Here is the main figure, showing the decline in nonmarital first births for fathers:
But I think this is not correct (this concern was first raised to me by Pew researcher Gretchen Livingston). Here’s why. As the figure shows, the source for these three decades of data is the National Survey of Family Growth. The earliest this survey captured men’s births (awkward phrase, but you know what I mean) was in 2002. And the ages included in the survey were 15-44. But the figure has information about births in the years 1980-1989. By my math, the oldest a 15-44-year-old in 2002 could have been in 1989 is 31. So that 2002 survey is only returning data on the marital status of men ages 15-31 in the 1980s.
I always have to do one of these to make sure I’m not crazy when I’m trying to work something like this out. This is how old 15-44 year-olds in 2002 were in the 1980s, excluding those under 15 (click to enlarge):
They’re all 15-31 (or younger) in the 1980s. In contrast, if they combine the 2006-2010 survey (collected over 5 years) with the 2011-2013 survey (collected over 3 years), they have men ages 15-42 in the 1990s and 15-44 in the 2000s. So, as the age of the men in the sample rose, the proportion married when they had their first birth rose, too. This is what we would expect: younger first-time parents are much less likely to be married.
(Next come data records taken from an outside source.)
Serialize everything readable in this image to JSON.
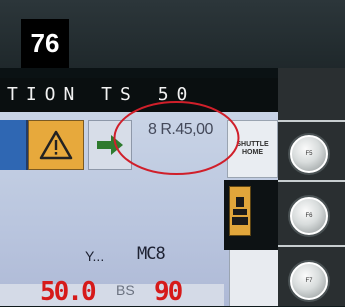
{
  "header": {
    "page_number": "76"
  },
  "screen": {
    "title": "TION TS 50",
    "price": "8 R.45,00",
    "shuttle_home": {
      "line1": "SHUTTLE",
      "line2": "HOME"
    },
    "y_label": "Y...",
    "mode": "MC8",
    "value_left": "50.0",
    "bs_label": "BS",
    "value_right": "90"
  },
  "hardware_buttons": [
    "F5",
    "F6",
    "F7"
  ],
  "colors": {
    "warning": "#e7a93c",
    "highlight": "#d01f2a",
    "readout_red": "#d61a1a"
  },
  "icons": [
    "warning-triangle-icon",
    "arrow-right-icon",
    "machine-icon"
  ]
}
Consider, then, the followup finding from the brief: for men of every age the proportion unmarried at the time of their first birth has increased:
How can it be that the overall proportion unmarried is falling, while it’s rising for each age group? The answer in the data brief is that first-time unmarried fathers are getting older. But remember — the samples are getting older across these decades, because of the timing of the surveys: they age from 15-31 to 15-44. That explains the next figure perfectly. Look at that increase in the proportion of unmarried first-time fathers who are 25-44:
In the 1980s, just 8% of first-time unmarried fathers were age 25-44, compared with a whopping 33% in the 2000s. But doesn’t it seem likely that you’ll have fewer men ages 25-44 in a group that only goes up to age 31, versus a group that goes all the way up to age 44?
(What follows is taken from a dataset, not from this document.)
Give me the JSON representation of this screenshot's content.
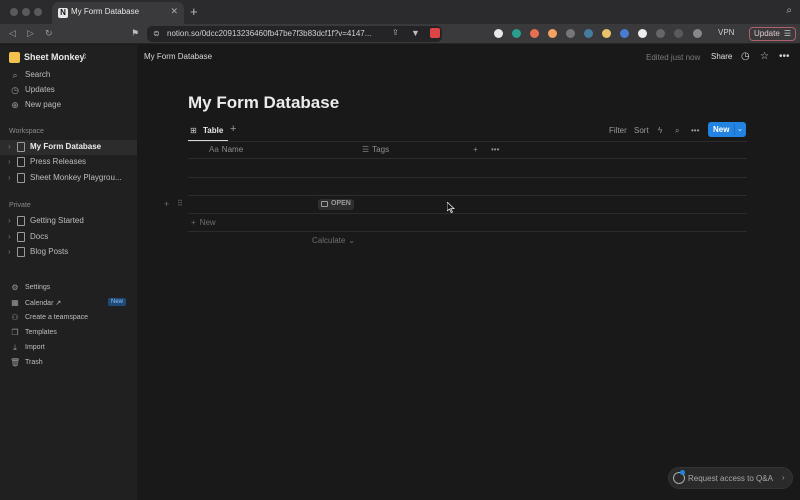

This stuff gets confusing, but I’m pretty sure this is right. That is, wrong. I do not believe that there is a falling percentage of fathers having first births when they’re not married. What looked like a weird, complicated demographic problem — falling unmarried first-fatherhood along with rising unmarried first-motherhood — is probably an artifact of a weird, complicated problem in the analysis.
There is nothing in the data brief to suggest there was an adjustment for the changing age composition of the data for these decades, but maybe they did something I don’t understand. If not, I think NCHS should correct or retract this report.